1.L'auteur de la communication est Encarnación Blanco Abad Une communication avait déjà été soumise au Comité au nom de l'auteur et de son époux (communication No 10/1993) et avait été déclarée irrecevable, le 14 novembre 1994, au motif du non-épuisement des recours internes., de nationalité espagnole. Elle se déclare victime de violations par l'Espagne des articles 12, 13 et 15 de la Convention contre la torture et autres peines ou traitements cruels, inhumains ou dégradants. Elle est représentée par un conseil.
Rappel des faits présentés par l'auteur
2.1L'auteur a été arrêtée en même temps que son mari, Josu Eguskiza, le 29 janvier 1992 par la Garde civile, pour sa participation présumée à des activités en faveur du groupe armé ETA. Elle dit avoir subi des mauvais traitements entre le 29 janvier et le 2 février 1992, période pendant laquelle elle est restée détenue au secret, en application de la loi antiterroriste.

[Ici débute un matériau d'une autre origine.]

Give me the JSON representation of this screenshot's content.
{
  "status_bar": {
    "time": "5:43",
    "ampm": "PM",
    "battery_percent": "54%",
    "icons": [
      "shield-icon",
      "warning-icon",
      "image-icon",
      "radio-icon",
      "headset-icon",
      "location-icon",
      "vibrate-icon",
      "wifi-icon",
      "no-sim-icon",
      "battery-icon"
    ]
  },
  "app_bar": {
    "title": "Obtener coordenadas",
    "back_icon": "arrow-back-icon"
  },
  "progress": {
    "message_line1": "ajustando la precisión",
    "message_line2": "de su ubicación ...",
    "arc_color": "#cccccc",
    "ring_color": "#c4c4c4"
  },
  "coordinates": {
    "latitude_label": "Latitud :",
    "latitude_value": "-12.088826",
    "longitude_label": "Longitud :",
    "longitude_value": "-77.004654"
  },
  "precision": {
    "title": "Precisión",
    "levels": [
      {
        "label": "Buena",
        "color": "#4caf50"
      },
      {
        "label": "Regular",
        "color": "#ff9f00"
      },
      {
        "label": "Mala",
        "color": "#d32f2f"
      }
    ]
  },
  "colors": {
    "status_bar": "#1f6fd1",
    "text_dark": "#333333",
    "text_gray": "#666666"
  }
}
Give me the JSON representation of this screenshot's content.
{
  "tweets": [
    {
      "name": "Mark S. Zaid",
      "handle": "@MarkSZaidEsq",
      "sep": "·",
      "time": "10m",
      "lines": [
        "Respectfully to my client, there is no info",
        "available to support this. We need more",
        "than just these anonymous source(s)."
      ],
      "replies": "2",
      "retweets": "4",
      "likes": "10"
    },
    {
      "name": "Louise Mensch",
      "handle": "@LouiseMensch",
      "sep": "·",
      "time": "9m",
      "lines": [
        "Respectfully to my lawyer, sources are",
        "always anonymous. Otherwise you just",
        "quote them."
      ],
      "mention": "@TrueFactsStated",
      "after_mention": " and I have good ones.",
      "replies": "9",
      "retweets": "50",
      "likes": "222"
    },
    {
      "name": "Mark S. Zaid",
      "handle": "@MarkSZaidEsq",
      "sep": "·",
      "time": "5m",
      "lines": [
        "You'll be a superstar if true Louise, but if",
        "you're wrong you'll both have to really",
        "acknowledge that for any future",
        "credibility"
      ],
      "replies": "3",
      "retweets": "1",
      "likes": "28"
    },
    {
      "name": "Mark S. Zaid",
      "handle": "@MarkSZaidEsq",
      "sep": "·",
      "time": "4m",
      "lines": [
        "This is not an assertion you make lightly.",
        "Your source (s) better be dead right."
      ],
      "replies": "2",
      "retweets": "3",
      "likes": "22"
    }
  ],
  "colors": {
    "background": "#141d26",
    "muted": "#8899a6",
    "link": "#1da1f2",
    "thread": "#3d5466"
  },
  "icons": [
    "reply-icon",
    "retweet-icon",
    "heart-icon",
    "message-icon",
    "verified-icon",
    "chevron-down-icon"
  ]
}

2.2 Dans sa déclaration de première comparution (dossier No 205/92) faite le 13 mars 1992 devant la juridiction d'instruction No 44 de Madrid, l'auteur a décrit les mauvais traitements et les tortures qu'elle avait subis pendant sa garde à vue dans les locaux de la Garde civile. Le tribunal avait ouvert une procédure d'enquête préliminaire après avoir reçu de la direction du centre pénitentiaire de femmes de Carabanchel le certificat du médecin qui avait examiné l'intéressée à son admission dans l'établissement, le 3 février 1992, et qui avait constaté des hématomes.
2.3 Le 2 février 1993, le tribunal a prononcé un non-lieu provisoire parce que les faits dénoncés n'étaient pas constitutifs d'une infraction pénale. Un recours ayant été formé, la juridiction d'instruction No 44 a décidé, le 13 octobre 1994, de reprendre la procédure pénale. Par une décision du 4 avril 1995, l'affaire a été classée définitivement. L' Audiencia Provincial Juridiction d'appel en matière civile et de jugement et d'appel en matière pénale, dont le ressort est la province. a confirmé la décision de classement par une ordonnance du 5 septembre 1995. Le recours en amparo formé auprès du Tribunal constitutionnel contre l'ordonnance de l' Audiencia Provincial a été rejeté le 29 janvier 1996.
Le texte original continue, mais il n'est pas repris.